But I didn’t. I just couldn’t.

I don’t want to be paralyzed anymore by fear. I want to climb the ladder, walk to the edge and jump. What am I so afraid of? Hitting the bottom? Not being able to swim on my own. Giving up? That’s what I’d felt like on the floor at CVS, just me and the dust bunnies.

Bex had taken the plunge. She made the decision all the way back then when we were little, consciously or not. To jump from the high dive. To divorce Patrick. None of it was easy. But she did it. She did something.

So what if Bex has been living like a nun for a while. Who has the time to date regularly? After this week, the idea of dating sends chills down my spine. Besides, Bex is too busy being a mom to worry about being someone’s girlfriend.

This whole trip, this whole project of mine to get Bex out there, I know now it’s been about me.

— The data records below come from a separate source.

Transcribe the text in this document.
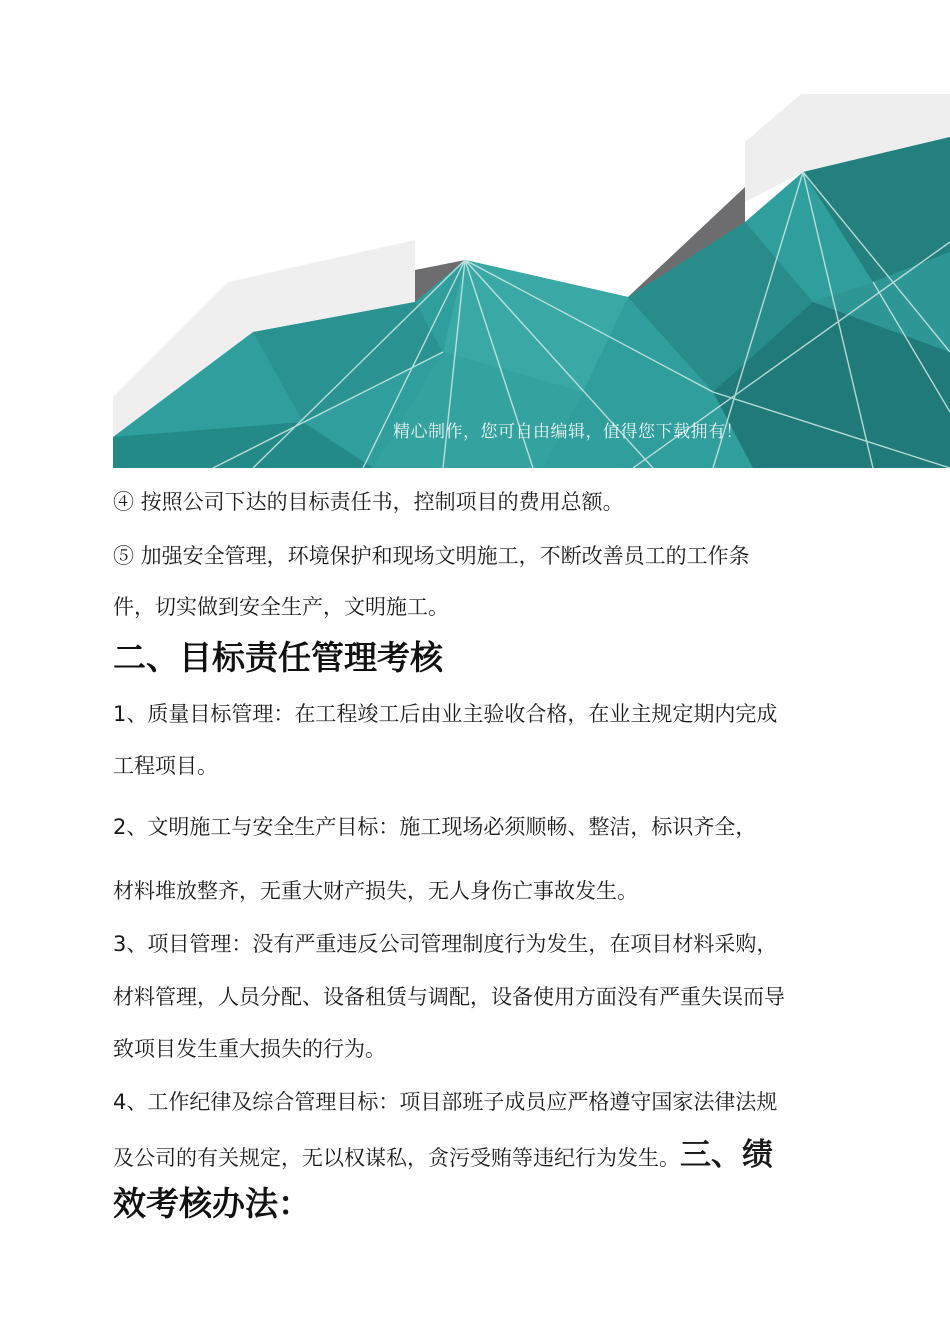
精心制作，您可自由编辑，值得您下载拥有！
④ 按照公司下达的目标责任书，控制项目的费用总额。
⑤ 加强安全管理，环境保护和现场文明施工，不断改善员工的工作条
件，切实做到安全生产，文明施工。
二、目标责任管理考核
1、质量目标管理：在工程竣工后由业主验收合格，在业主规定期内完成
工程项目。
2、文明施工与安全生产目标：施工现场必须顺畅、整洁，标识齐全，
材料堆放整齐，无重大财产损失，无人身伤亡事故发生。
3、项目管理：没有严重违反公司管理制度行为发生，在项目材料采购，
材料管理，人员分配、设备租赁与调配，设备使用方面没有严重失误而导
致项目发生重大损失的行为。
4、工作纪律及综合管理目标：项目部班子成员应严格遵守国家法律法规
及公司的有关规定，无以权谋私，贪污受贿等违纪行为发生。三、绩
效考核办法：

I’d been so eagerly pushing her to jump—to “say yes”—when all along, it’s what I’ve been wanting to do myself. I want to jump off that high dive.

Do I try to make it work with Ethan? After everything that’s happened, how could I? We’d definitely need to stick with seeing a counselor, at least once a week if not more. I can’t solve this on my own. But I can just imagine how that would all go. Exactly how it has been the few sessions we’ve been to. He’d probably just say that I’m bored, that I’m having some kind of midlife crisis. That I should get involved in a charity, or that things would be different if I had a baby to keep me busy.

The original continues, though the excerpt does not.